February 27, 2016 / Posted by:

Juliette, the runaway fake unicorn who (probably) wanted nothing to do with the fairy-tale photo shoot she was in and so she ran, ran, ran for freedom.

On the (almost) 2nd anniversary of those hot llamas Thelma and Louise-ing it by running from the law, Juliette obviously decided to pay tribute to them by pulling a QUIT THIS BITCH  in Madera Ranchos, California, near Fresno. KTLA says that Juliette’s human is a photographer and regularly dresses her up as a unicorn for photo shoots. No, she isn’t a real unicorn. She just plays one in photo shoots. Mariah Carey is probably going to call in sad to her show because this is the saddest news that has ever hit her heart.
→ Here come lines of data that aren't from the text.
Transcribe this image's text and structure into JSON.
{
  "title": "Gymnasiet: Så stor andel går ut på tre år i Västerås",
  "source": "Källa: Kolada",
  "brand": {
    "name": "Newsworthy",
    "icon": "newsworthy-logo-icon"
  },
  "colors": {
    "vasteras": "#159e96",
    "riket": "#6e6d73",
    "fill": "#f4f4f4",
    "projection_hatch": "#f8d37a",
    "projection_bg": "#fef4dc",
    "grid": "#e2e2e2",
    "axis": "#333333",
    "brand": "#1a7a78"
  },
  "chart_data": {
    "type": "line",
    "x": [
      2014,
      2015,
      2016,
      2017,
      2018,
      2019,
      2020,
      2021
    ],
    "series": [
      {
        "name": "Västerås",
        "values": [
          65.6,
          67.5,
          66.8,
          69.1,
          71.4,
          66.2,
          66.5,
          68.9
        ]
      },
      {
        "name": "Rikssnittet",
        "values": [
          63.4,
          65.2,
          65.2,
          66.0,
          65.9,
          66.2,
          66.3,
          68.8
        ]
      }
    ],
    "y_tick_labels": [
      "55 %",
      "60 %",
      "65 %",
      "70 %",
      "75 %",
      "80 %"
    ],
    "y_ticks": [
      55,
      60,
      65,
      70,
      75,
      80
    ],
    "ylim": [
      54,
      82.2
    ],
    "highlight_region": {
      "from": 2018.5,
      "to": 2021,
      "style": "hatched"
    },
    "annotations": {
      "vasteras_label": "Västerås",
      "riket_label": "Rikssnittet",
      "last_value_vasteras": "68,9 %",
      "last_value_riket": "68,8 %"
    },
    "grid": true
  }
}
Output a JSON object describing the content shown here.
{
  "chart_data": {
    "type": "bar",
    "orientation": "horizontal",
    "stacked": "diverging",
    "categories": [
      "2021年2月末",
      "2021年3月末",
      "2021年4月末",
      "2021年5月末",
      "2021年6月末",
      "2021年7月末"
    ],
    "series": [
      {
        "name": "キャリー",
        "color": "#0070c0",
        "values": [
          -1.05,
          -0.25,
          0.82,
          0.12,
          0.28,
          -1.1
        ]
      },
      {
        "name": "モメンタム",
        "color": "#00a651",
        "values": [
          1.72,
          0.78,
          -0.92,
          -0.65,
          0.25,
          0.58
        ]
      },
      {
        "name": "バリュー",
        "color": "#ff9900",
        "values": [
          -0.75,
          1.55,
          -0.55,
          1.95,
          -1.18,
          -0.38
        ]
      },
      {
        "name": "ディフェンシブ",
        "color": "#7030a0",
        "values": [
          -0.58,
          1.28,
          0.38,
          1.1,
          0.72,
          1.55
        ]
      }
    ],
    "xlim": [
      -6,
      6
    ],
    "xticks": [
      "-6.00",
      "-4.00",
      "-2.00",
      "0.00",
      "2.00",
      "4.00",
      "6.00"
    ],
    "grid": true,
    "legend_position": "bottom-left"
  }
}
On Wednesday night, Juliette was supposed to be posing in a photo shoot with children but she wasn’t having it. The first time she tried to escape, her human Sandra Boos and a handler were able to catch her. But the second time, Juliette really went for it and she ran through the streets and got as far away from that scene as possible. The California Highway Patrol was called.

Highway patrol even had to bring in a helicopter to find Juliette since she hid in an orchard. A family friend was eventually able to get Juliette out using another horse she knows. Juliette was safely returned to her barn. Sandra Boos told Buzzfeed that they had a few laughs over it:

Boos said she had to laugh as she overheard the highway patrolmen say, “Please be advised the unicorn is in custody.”

While it was the highway patrol who eventually caught the pony, Boos said it was a community-wide effort that really made the difference.

“We had people stopping traffic,” Boos told BuzzFeed. “And people came out from a horse rescue.” It was actually Boos’ friend Renee who helped to corral Juliet after she was located.

Who knows why Juliette ran her ass out of there. Maybe she’s not about that modeling life anymore. Maybe she didn’t want to share lens time with those children. Maybe she’s the Linda Evangelista of ponies and doesn’t get out of the barn for less than 10,000 bails of hay a day.

But whatever the case may be, I still feel Juliette. If I had to pose with a bunch of kids while wearing a fake unicorn horn, I too would make like a white Bronco in 1994 and head for Mexico.